GMO社は複数のマイニング事業を展開しています。マイニングボードの発売も控えており、大手が製造している商品と比べて数倍の性能があるとされ、実現すれば仮想通貨業界の発展に貢献するでしょう。同社は希望者に限り給与の一部をビットコインで支払う取り組みも開始しました。
クラウドマイニングという事業にも力を入れています。これは、個人では難しいマイニングを、大手のマイニングプールを貸し出すことで投資を行うサービスです。仮想通貨の別の側面で投資ができるとして注目を集めています。自社の取引所にマイニングで得た仮想通貨を直接供給することを検討しています。マイニングを自社で手がければ取引の流動性が高まり、利用しやすくなります。
仮想通貨が実用化しないのは、規制当局が消費者保護を怠っているからだという声も上がっています。仮想通貨は中央に依存しない通貨なので保護を期待すべきではないという意見もありますが、法整備が進めば庶民の関心も高まるはずです。所有している人が増えれば、企業も仮想通貨による決済などのサービスを導入していくでしょう。
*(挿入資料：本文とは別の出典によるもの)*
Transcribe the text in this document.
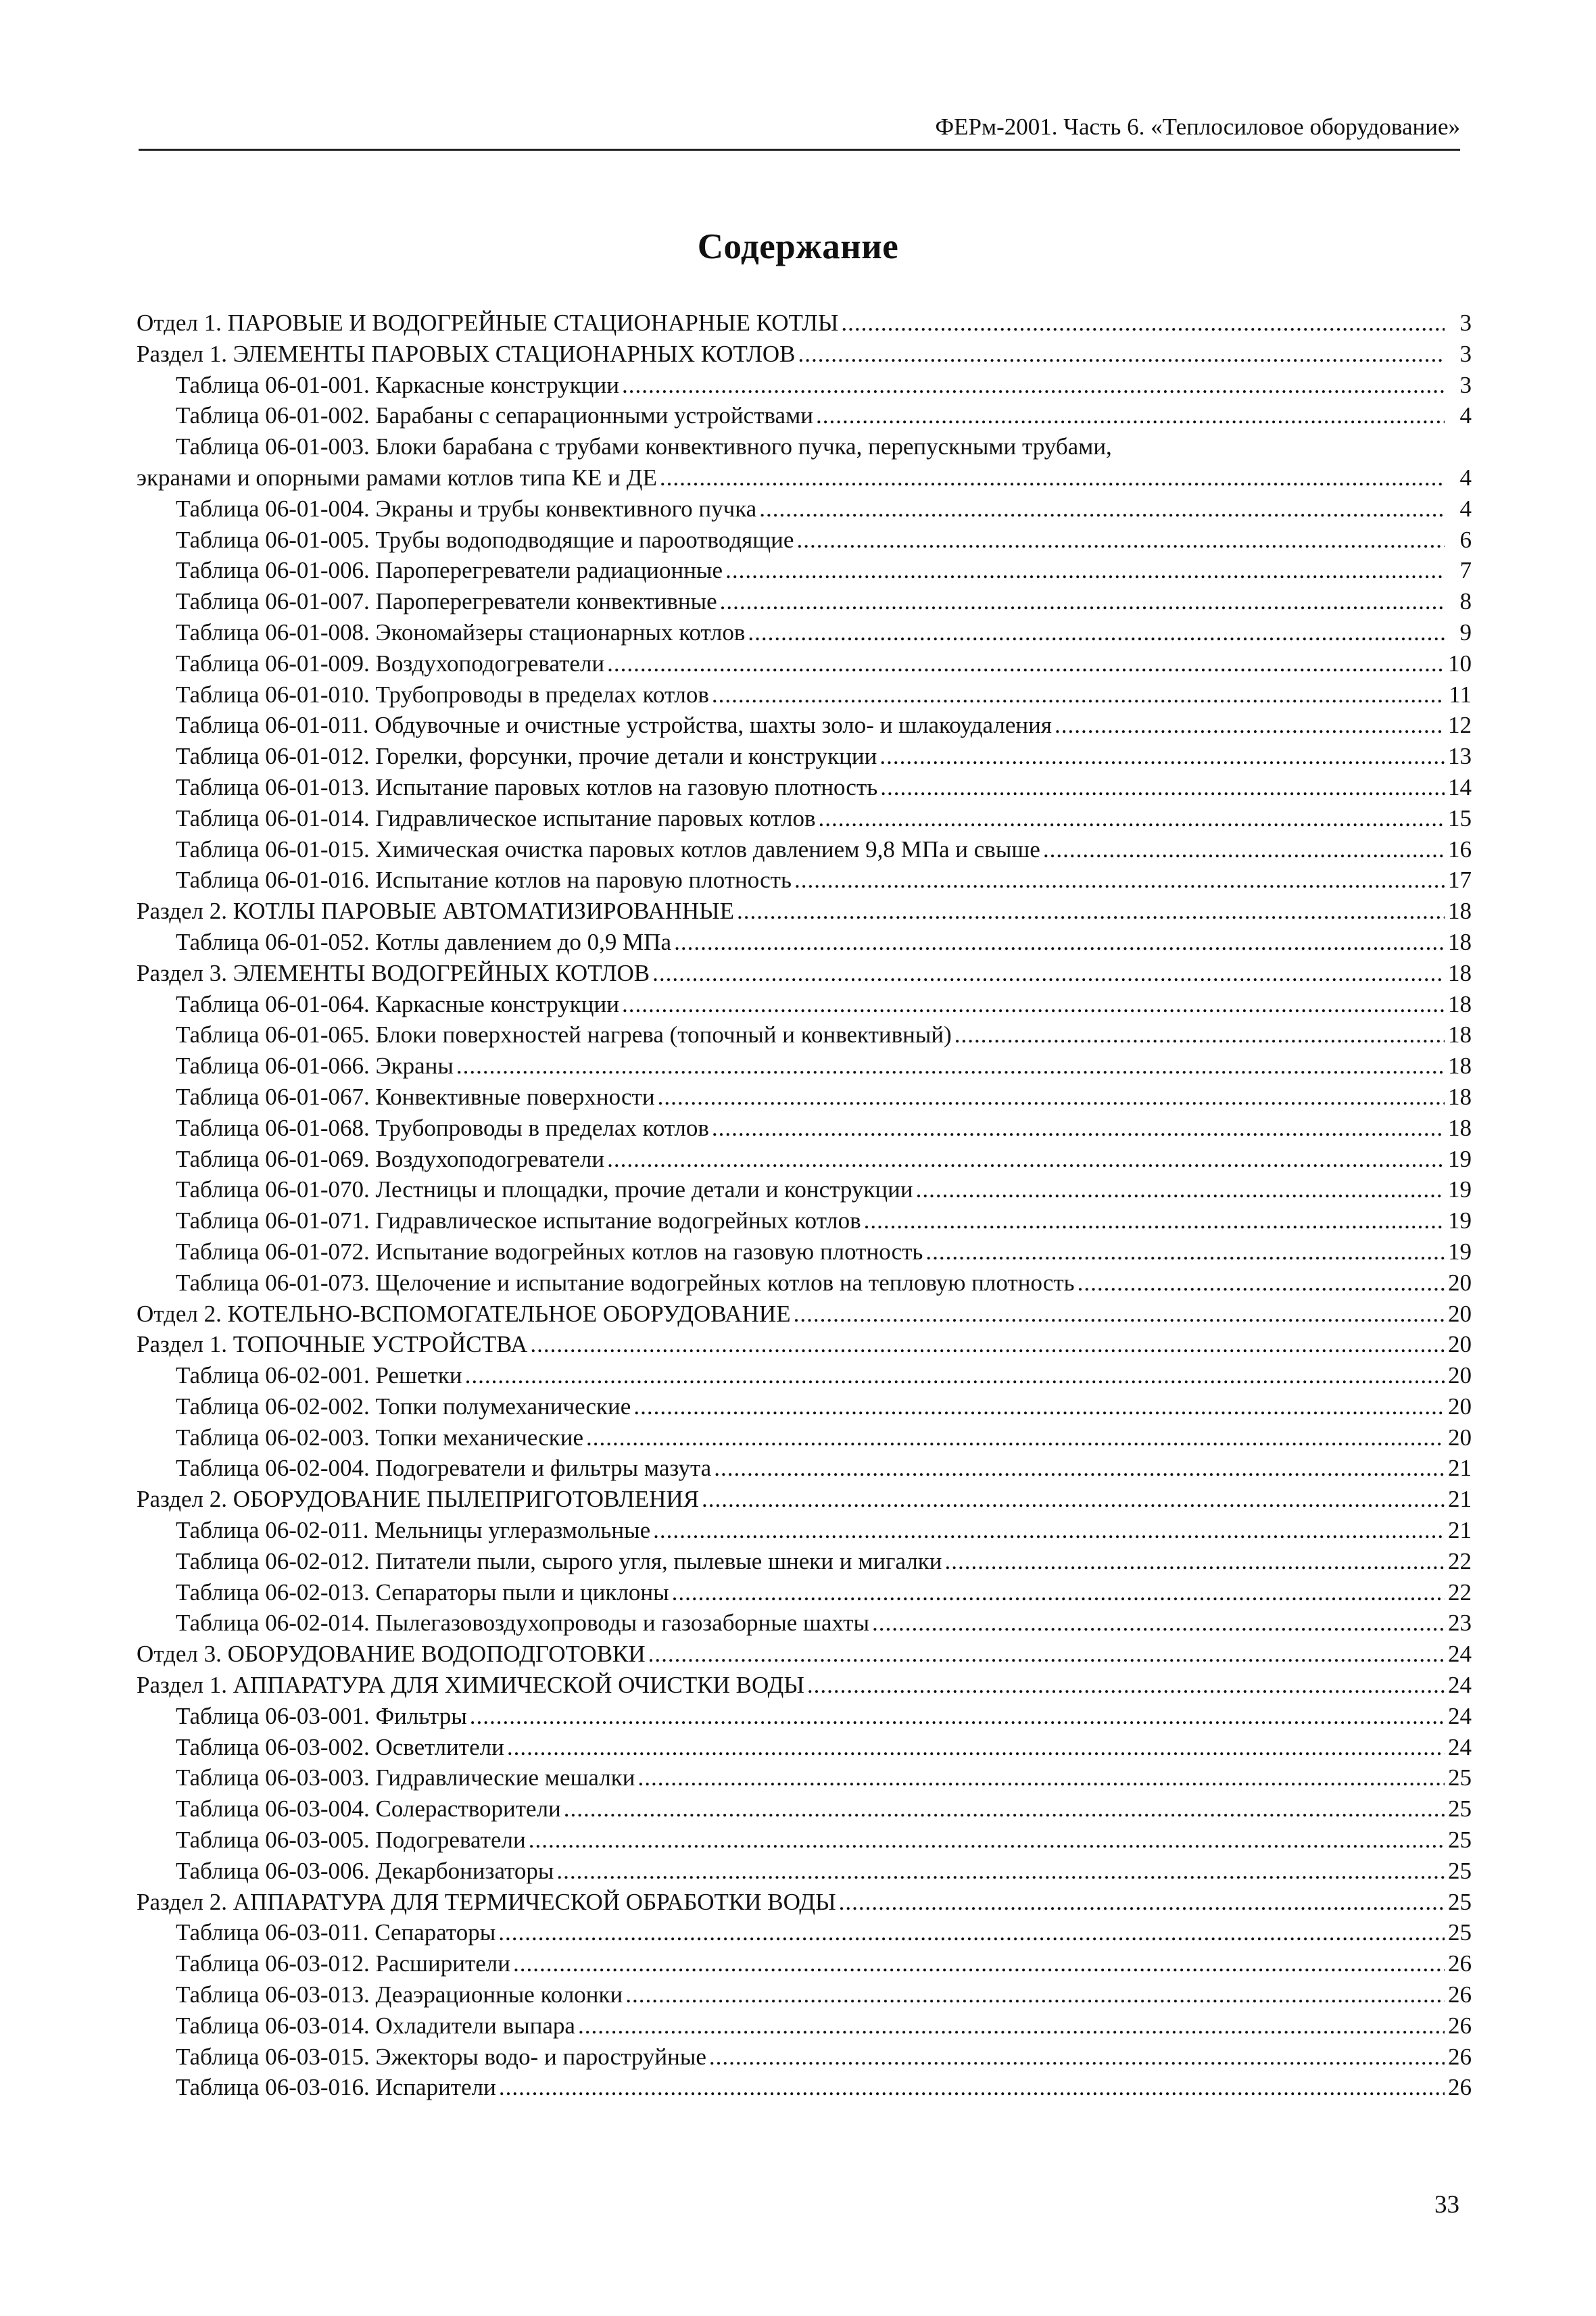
ФЕРм-2001. Часть 6. «Теплосиловое оборудование»
Содержание
Отдел 1. ПАРОВЫЕ И ВОДОГРЕЙНЫЕ СТАЦИОНАРНЫЕ КОТЛЫ .....	3
Раздел 1. ЭЛЕМЕНТЫ ПАРОВЫХ СТАЦИОНАРНЫХ КОТЛОВ .....	3
Таблица 06-01-001. Каркасные конструкции .....	3
Таблица 06-01-002. Барабаны с сепарационными устройствами .....	4
Таблица 06-01-003. Блоки барабана с трубами конвективного пучка, перепускными трубами,
экранами и опорными рамами котлов типа КЕ и ДЕ .....	4
Таблица 06-01-004. Экраны и трубы конвективного пучка .....	4
Таблица 06-01-005. Трубы водоподводящие и пароотводящие .....	6
Таблица 06-01-006. Пароперегреватели радиационные .....	7
Таблица 06-01-007. Пароперегреватели конвективные .....	8
Таблица 06-01-008. Экономайзеры стационарных котлов .....	9
Таблица 06-01-009. Воздухоподогреватели .....	10
Таблица 06-01-010. Трубопроводы в пределах котлов .....	11
Таблица 06-01-011. Обдувочные и очистные устройства, шахты золо- и шлакоудаления .....	12
Таблица 06-01-012. Горелки, форсунки, прочие детали и конструкции .....	13
Таблица 06-01-013. Испытание паровых котлов на газовую плотность .....	14
Таблица 06-01-014. Гидравлическое испытание паровых котлов .....	15
Таблица 06-01-015. Химическая очистка паровых котлов давлением 9,8 МПа и свыше .....	16
Таблица 06-01-016. Испытание котлов на паровую плотность .....	17
Раздел 2. КОТЛЫ ПАРОВЫЕ АВТОМАТИЗИРОВАННЫЕ .....	18
Таблица 06-01-052. Котлы давлением до 0,9 МПа .....	18
Раздел 3. ЭЛЕМЕНТЫ ВОДОГРЕЙНЫХ КОТЛОВ .....	18
Таблица 06-01-064. Каркасные конструкции .....	18
Таблица 06-01-065. Блоки поверхностей нагрева (топочный и конвективный) .....	18
Таблица 06-01-066. Экраны .....	18
Таблица 06-01-067. Конвективные поверхности .....	18
Таблица 06-01-068. Трубопроводы в пределах котлов .....	18
Таблица 06-01-069. Воздухоподогреватели .....	19
Таблица 06-01-070. Лестницы и площадки, прочие детали и конструкции .....	19
Таблица 06-01-071. Гидравлическое испытание водогрейных котлов .....	19
Таблица 06-01-072. Испытание водогрейных котлов на газовую плотность .....	19
Таблица 06-01-073. Щелочение и испытание водогрейных котлов на тепловую плотность .....	20
Отдел 2. КОТЕЛЬНО-ВСПОМОГАТЕЛЬНОЕ ОБОРУДОВАНИЕ .....	20
Раздел 1. ТОПОЧНЫЕ УСТРОЙСТВА .....	20
Таблица 06-02-001. Решетки .....	20
Таблица 06-02-002. Топки полумеханические .....	20
Таблица 06-02-003. Топки механические .....	20
Таблица 06-02-004. Подогреватели и фильтры мазута .....	21
Раздел 2. ОБОРУДОВАНИЕ ПЫЛЕПРИГОТОВЛЕНИЯ .....	21
Таблица 06-02-011. Мельницы углеразмольные .....	21
Таблица 06-02-012. Питатели пыли, сырого угля, пылевые шнеки и мигалки .....	22
Таблица 06-02-013. Сепараторы пыли и циклоны .....	22
Таблица 06-02-014. Пылегазовоздухопроводы и газозаборные шахты .....	23
Отдел 3. ОБОРУДОВАНИЕ ВОДОПОДГОТОВКИ .....	24
Раздел 1. АППАРАТУРА ДЛЯ ХИМИЧЕСКОЙ ОЧИСТКИ ВОДЫ .....	24
Таблица 06-03-001. Фильтры .....	24
Таблица 06-03-002. Осветлители .....	24
Таблица 06-03-003. Гидравлические мешалки .....	25
Таблица 06-03-004. Солерастворители .....	25
Таблица 06-03-005. Подогреватели .....	25
Таблица 06-03-006. Декарбонизаторы .....	25
Раздел 2. АППАРАТУРА ДЛЯ ТЕРМИЧЕСКОЙ ОБРАБОТКИ ВОДЫ .....	25
Таблица 06-03-011. Сепараторы .....	25
Таблица 06-03-012. Расширители .....	26
Таблица 06-03-013. Деаэрационные колонки .....	26
Таблица 06-03-014. Охладители выпара .....	26
Таблица 06-03-015. Эжекторы водо- и пароструйные .....	26
Таблица 06-03-016. Испарители .....	26
33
仮想通貨業界の動きは混沌としています。国家や規制当局が消極的な姿勢を見せている一方で、事業を展開する企業もあります。個人レベルでは増々浸透していくと見られ、保有している人が増えれば流れも変わってくるはずです。値動きや新しいテクノロジーなど、日進月歩で変化していく仮想通貨から今後も目が離せません。